Demócrito describió la Luna como “un lugar con montañas, igual que la Tierra”. ¿Cómo, si no contaba con algún tipo de instrumento?
El filósofo griego Demócrito pudo describir la Luna como “un lugar con montañas, igual que la Tierra”, así como afirmar que la Vía Láctea es un inmenso conglomerado de estrellas, afirmaciones difíciles de entender si no contaba con algún tipo de instrumento, por rudimentario que fuese, para sustentarlas. Según nos relató Séneca, los babilonios ya conocieron la existencia de los cuatro satélites mayores de Júpiter, además del anillo de Saturno, al que llamaban Nirrosch. Decía el autor romano para observar objetos distantes, los babilonios usaban esferas de vidrio rellenas de agua. En otro periodo histórico algo menos lejano, nos encontramos con las 48 lentes pulidas que rescató Heinrich Schliemann (1822–1890) de las excavaciones arqueológicas deTroya (en la actual Turquía), todas ellas fabricadas aproximadamente en el siglo XIV a.C. Incluso una de ellas presentaba un orificio en el centro para que –supuestamente– el artesano pudiera introducir sus instrumentos y trabajase de manera más precisa.
Hiparco de Nicea (190–120 a. c.) registró un cambio en la orientación del eje de rotación de la Tierra –fenómeno hoy conocido como “precesión de los equinoccios”– de 45 segundos de arco por año, valor muy cercano al aceptado actualmente: algo más de cincuenta segundos de arco anuales. Aun cuando dijo haberse basado en tablas astronómicas anteriores, griegas y babilonias, sigue siendo sorprendente su capacidad de observación sin ayuda de instrumentos ópticos.
Otro hecho llamativo es que las pirámides de Dashur y Gizeh son las mejor orientadas entre las construcciones egipcias, con errores en torno a un cuarto de grado.
…conjeturaban que una presunta civilización desaparecida 9.000 años antes de nuestra era habría transmitido parte de sus logros por medio de mitos y tradiciones
Y el error de las pirámides de Keops y Kefrén es incluso menor. Si tenemos en cuenta que la imagen de la Luna visible a simple vista tiene un tamaño angular que es más del doble de esos valores, comprenderemos que errores tan pequeños en monumentos tan colosales resultan apenas explicables en términos del instrumental conocido en aquella época.

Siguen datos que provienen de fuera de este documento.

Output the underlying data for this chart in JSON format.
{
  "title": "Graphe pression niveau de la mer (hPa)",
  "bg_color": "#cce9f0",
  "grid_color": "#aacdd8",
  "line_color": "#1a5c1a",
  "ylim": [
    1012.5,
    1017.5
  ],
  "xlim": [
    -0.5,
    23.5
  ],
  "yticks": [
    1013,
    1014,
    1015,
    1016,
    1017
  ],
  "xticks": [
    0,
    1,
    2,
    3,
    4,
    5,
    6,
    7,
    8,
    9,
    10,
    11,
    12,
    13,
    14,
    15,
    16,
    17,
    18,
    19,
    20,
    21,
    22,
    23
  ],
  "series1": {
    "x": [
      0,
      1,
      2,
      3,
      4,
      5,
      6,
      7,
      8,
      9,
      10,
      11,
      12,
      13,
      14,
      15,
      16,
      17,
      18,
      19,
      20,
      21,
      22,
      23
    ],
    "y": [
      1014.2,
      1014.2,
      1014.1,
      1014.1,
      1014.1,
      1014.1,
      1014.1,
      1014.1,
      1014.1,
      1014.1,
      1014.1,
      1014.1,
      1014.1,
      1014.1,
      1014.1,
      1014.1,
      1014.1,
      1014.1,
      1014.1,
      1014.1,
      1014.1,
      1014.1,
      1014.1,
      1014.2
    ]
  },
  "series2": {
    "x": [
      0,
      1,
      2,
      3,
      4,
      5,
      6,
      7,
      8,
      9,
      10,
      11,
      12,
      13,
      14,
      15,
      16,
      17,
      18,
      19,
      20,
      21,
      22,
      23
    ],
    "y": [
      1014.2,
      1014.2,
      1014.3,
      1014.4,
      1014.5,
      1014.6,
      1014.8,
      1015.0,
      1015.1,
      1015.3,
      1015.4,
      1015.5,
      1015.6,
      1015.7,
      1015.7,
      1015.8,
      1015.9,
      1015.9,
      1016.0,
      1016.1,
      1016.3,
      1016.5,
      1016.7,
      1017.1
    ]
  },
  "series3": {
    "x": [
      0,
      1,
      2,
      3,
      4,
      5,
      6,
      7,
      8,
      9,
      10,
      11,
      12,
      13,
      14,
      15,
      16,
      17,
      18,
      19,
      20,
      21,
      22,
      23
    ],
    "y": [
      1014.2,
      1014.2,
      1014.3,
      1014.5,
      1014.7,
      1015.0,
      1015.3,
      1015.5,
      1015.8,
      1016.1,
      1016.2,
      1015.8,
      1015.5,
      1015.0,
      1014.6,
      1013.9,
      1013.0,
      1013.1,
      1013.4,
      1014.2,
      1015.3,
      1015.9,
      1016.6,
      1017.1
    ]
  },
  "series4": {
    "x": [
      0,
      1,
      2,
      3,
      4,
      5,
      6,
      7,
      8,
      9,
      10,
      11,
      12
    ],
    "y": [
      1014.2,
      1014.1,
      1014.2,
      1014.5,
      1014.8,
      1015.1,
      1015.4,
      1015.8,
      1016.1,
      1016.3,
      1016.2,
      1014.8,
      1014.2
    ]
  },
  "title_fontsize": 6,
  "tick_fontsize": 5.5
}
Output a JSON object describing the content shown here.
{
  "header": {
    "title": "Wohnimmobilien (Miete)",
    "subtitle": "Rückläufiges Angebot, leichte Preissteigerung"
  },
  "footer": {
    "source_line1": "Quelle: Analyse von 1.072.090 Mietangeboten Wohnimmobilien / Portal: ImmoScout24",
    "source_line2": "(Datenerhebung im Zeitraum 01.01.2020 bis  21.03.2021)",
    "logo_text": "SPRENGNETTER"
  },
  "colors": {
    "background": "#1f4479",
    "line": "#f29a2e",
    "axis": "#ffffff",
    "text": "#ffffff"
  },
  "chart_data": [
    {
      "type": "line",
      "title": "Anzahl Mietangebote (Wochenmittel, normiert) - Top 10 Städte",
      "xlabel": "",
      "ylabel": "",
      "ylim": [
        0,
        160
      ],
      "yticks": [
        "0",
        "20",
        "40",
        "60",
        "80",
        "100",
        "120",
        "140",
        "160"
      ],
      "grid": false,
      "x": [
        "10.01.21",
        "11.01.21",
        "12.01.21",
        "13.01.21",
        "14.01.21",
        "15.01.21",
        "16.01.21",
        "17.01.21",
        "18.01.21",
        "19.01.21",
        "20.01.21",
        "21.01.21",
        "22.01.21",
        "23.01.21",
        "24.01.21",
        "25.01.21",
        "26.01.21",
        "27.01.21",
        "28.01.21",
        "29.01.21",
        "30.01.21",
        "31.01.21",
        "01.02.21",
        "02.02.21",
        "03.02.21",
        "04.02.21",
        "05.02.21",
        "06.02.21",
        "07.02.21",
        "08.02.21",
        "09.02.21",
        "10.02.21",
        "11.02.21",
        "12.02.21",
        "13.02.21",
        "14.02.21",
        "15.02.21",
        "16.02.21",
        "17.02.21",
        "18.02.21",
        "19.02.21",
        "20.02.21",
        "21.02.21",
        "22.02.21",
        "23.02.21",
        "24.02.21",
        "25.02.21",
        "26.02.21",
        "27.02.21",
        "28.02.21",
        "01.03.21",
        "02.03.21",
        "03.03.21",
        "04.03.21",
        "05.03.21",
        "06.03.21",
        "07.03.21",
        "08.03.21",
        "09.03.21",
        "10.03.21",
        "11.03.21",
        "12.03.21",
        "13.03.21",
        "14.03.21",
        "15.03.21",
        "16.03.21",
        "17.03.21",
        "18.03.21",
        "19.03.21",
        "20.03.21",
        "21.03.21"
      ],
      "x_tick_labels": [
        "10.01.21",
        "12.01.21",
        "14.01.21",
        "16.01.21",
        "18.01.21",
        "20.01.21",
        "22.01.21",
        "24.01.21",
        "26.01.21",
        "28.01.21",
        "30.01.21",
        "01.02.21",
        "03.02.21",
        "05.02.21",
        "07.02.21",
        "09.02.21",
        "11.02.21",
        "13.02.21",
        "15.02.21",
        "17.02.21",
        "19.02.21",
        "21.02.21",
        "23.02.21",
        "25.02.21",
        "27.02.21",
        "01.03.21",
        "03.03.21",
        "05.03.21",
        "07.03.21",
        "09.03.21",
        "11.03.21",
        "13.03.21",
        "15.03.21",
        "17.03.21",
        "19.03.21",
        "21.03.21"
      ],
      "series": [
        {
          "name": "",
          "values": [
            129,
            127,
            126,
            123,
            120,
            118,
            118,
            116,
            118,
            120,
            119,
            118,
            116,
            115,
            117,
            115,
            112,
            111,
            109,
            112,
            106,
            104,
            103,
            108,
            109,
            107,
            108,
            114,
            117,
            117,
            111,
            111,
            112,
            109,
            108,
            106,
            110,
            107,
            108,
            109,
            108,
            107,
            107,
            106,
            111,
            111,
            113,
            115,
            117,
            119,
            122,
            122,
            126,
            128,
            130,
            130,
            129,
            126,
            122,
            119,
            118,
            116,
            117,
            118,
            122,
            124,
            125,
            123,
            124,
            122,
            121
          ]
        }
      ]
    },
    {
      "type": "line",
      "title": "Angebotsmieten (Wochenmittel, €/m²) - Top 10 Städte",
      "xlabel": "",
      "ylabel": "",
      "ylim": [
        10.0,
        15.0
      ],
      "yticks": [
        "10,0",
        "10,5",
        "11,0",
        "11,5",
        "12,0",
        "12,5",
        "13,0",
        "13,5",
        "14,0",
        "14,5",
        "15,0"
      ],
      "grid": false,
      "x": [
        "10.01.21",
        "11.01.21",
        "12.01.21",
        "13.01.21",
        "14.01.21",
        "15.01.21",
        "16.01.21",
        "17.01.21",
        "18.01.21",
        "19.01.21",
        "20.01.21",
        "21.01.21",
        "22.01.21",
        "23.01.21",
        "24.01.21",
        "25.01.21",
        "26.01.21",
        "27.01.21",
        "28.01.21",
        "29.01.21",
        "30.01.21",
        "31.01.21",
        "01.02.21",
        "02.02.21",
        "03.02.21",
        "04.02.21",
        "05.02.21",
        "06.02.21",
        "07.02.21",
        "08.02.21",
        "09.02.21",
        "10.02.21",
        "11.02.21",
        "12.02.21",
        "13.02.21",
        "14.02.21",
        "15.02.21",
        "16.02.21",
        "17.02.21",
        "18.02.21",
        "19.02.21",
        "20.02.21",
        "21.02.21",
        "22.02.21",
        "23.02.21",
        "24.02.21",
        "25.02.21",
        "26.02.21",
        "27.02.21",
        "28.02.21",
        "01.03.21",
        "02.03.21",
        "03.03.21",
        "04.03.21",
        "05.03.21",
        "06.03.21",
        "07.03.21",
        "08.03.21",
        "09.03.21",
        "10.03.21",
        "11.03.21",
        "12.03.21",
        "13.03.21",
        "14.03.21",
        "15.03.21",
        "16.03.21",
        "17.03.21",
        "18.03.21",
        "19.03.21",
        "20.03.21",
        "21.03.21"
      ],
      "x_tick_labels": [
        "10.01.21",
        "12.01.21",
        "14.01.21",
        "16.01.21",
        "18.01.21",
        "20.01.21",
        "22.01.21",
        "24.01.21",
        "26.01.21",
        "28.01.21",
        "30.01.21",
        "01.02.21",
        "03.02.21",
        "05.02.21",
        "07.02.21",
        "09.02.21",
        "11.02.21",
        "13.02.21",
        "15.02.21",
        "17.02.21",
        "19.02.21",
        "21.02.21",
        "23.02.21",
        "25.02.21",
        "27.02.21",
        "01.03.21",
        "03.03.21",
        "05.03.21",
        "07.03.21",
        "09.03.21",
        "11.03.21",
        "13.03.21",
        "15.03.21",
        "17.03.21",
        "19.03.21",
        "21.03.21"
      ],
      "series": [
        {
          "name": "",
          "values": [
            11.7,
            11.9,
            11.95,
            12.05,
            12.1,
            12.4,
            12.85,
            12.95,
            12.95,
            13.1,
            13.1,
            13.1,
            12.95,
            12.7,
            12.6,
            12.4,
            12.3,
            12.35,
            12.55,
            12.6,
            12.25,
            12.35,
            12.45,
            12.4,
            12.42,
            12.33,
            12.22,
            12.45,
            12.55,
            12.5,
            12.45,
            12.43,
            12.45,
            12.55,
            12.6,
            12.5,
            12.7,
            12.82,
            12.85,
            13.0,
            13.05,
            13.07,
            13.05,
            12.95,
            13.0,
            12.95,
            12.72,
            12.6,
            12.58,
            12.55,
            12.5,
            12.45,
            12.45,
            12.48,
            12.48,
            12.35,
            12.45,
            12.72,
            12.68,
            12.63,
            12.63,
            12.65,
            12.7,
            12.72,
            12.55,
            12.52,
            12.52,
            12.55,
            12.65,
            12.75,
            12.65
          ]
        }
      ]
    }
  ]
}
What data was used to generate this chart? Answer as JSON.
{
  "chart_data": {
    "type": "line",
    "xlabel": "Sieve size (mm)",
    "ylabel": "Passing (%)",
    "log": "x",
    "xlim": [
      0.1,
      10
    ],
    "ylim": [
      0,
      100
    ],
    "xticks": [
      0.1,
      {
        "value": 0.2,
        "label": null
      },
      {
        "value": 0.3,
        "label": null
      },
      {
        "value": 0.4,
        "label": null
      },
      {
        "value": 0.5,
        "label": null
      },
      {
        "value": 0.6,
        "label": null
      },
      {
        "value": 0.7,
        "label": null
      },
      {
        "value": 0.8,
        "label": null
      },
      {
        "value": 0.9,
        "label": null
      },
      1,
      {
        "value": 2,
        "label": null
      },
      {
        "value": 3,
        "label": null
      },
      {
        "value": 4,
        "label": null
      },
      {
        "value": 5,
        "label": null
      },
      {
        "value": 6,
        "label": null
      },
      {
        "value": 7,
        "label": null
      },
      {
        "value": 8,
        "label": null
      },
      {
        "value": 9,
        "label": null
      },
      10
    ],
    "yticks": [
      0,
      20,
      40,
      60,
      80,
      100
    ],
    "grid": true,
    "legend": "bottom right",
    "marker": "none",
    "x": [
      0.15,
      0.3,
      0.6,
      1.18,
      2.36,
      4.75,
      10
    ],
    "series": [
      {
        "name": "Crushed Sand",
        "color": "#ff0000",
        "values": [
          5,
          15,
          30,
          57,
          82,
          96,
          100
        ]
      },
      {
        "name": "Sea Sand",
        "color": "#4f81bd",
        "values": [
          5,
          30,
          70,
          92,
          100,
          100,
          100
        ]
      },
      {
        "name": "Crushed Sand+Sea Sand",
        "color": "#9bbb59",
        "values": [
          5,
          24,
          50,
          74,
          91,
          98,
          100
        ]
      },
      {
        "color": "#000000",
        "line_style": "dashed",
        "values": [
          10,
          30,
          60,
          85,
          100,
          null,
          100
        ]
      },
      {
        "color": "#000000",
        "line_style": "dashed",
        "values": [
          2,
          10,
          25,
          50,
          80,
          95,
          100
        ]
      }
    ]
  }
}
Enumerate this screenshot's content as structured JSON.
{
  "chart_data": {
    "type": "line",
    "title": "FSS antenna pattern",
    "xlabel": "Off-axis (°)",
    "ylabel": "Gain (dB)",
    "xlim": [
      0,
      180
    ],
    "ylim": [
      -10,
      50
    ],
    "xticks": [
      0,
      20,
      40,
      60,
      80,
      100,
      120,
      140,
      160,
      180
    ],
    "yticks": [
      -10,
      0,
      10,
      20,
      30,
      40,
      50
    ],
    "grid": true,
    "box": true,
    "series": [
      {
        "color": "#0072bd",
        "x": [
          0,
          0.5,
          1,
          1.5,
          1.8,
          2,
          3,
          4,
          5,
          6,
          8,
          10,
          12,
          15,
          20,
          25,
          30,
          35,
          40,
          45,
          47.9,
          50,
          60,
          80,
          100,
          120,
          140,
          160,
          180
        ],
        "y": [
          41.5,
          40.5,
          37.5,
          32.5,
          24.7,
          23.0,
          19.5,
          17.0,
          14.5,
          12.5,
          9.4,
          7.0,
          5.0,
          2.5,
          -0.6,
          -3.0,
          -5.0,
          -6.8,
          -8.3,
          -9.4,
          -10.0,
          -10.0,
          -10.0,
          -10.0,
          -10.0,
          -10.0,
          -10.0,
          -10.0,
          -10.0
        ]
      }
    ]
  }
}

Tal vez estas perplejidades movieron a ciertos autores a especular con la posibilidad de antiquísimas civilizaciones fenecidas cuyos conocimientos no se extraviaron del todo, de forma que algunos de sus retazos justificasen estos hechos asombrosos que parecen no encajar en el marco cultural de épocas tan tempranas. Así lo hicieron los profesores Giorgio de Santillana y Hertha von Dechend en su libro Hamlet’s Mill. An Essay Investigating the Origins of Human Knowledge and Its Transmission Through Myth (1969). En sus páginas conjeturaban que una presunta civilización desaparecida 9000 años antes de nuestra era habría transmitido parte de sus logros por medio de los mitos y las tradiciones más tempranas en la mayoría de las culturas posteriores. La arqueología no apoya estas opiniones, por lo cual, hasta que obtengamos una evidencia más sólida, no pasan de ser interesantes, e intrigantes, elucubraciones.